“People like to masturbate.” As first sentences go, this one certainly snares your attention. It’s not the only remarkable thing about Edward Slingerland’s new book Drunk: How We Sipped, Danced and Stumbled our Way to Civilization (£25, Little Brown, Spark). Nor is the author some ill-informed polemicist looking to generate a few headlines. Slingerland is Professor of Philosophy at the University of British Columbia.
In some ways, Drunk is a defence of alcohol and intoxication, a counter-blast to what Slingerland calls “cheery New Age ascetics and dour neo-Prohibitionists”. He doesn’t shy away from the negative aspects of our favourite drug – what he calls the “dark side of Dionysus – but his aim is to place booze in its historical context. Our relationship with alcohol goes back 13,000 years. Indeed, citing what he calls the “beer before bread” hypothesis, Slingerland argues that the early hunter-gatherers were drinkers before they were farmers. Alcohol preceded agriculture.
Why did our ancestors drink? And, for that matter, why do we still consume something that is potentially dangerous and even lethal? The pleasure of getting high, or “mentally altered” is part of the answer, but there are other reasons too. In the rights dose, alcohol makes us more sociable and creative. It also alleviates stress, builds trust and, as Slingerland puts it, “pulls off the miracle of getting fiercely tribal primates to cooperate with strangers”.
The book is aimed at a general audience, albeit one that’s fascinated by a cuvée of history, neuroscience, archaeology, literature, sociology, anthropology and psychology. For anyone interested in booze – and if you’re reading this column I assume that you are – it’s a work that makes you think about your own rapport with alcohol.
It certainly made me think about mine. I’d never really considered what we might call the creative side of drinking. Slingerland argues that by targeting the pre-frontal cortex – the “centre of cognitive control” – alcohol frees us to think laterally. More controversially, he argues that human civilisation wouldn’t have developed as it has without it. And that in societies where there was no alcohol, people found other drugs to perform the same liberating task.

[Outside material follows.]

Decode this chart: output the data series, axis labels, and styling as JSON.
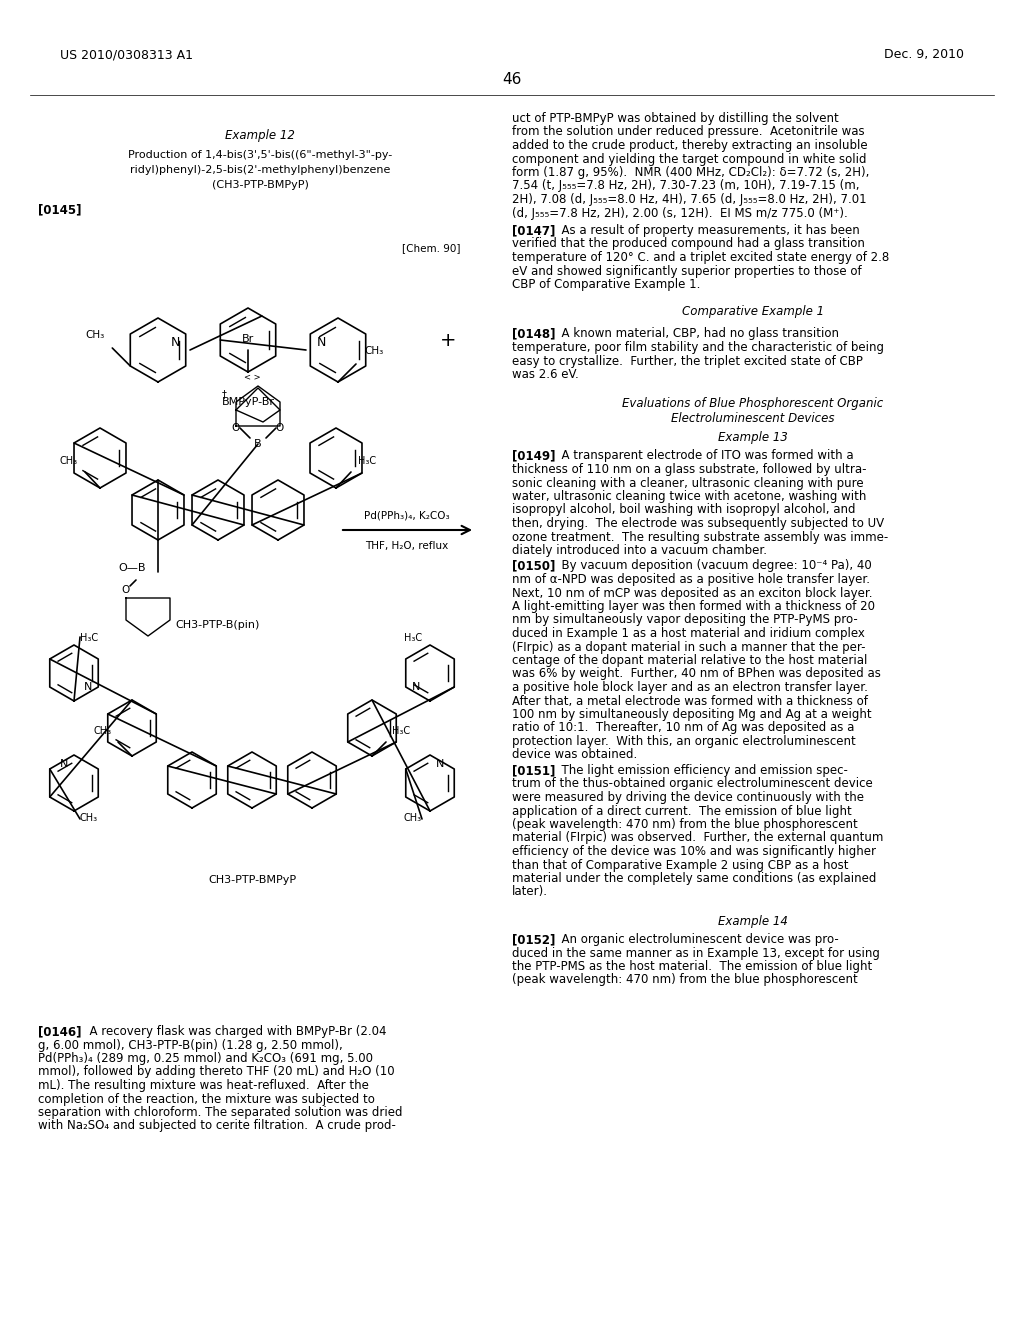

Alcohol provides calories, albeit with little nutritional value, and can be used as a disinfectant, but it’s main attributes are pleasure and that loosening of control. Dionysus challenges Apollo for our attention.
Fascinated by his book, I caught up with Slingerland to record a podcast with him. At the end of the interview I asked him if researching and writing Drunk had changed his relationship with booze. He admitted that it had. He’s warier of drinking alone – the glass of wine after work that turns into a bottle – and he thinks more about what and how much he consumes. And, more importantly perhaps, with whom.
I do too. Those of us who work in and around alcohol may smile at Dylan Thomas’ definition of an alcoholic as “someone you don’t like who drinks as much as you do”. But we probably all know people who have drunk themselves into the grave. Alcohol is dangerous and should be treated with respect and even a degree of wariness. Alcohol Change UK reckons that there are 602,391 “dependent drinkers” in England. (Yes, I know the figure sounds implausibly precise, but you get the general point). It’s self-evident that too many of us drink too much alcohol. I suspect that the pandemic has made the phenomenon more acute. We drink to forget sometimes.
Alcohol is easier to obtain today – and potentially much stronger after the invention of distillation in 14thcentury China – than it was in Ancient Greece. It’s also more commonly consumed by solitary individuals. The Greeks used a toast leader, or symposiarch, who regulated how much people were served and decided when they’d drunk enough. Nowadays, the closest we have is a bartender, a sommelier or publican. But when was the last time one of those advised you against the fifth cocktail, the third bottle of wine or the eighth pint?
As the Christmas and New Year celebrations get under way, maybe it’s time to think honestly about alcohol. I, for one, couldn’t live without wine. But it’s a drink that deserves our respect. We should enjoy it in all its glorious complexity, letting it stimulate our senses and, who knows, our minds. But also know when it’s time to stop.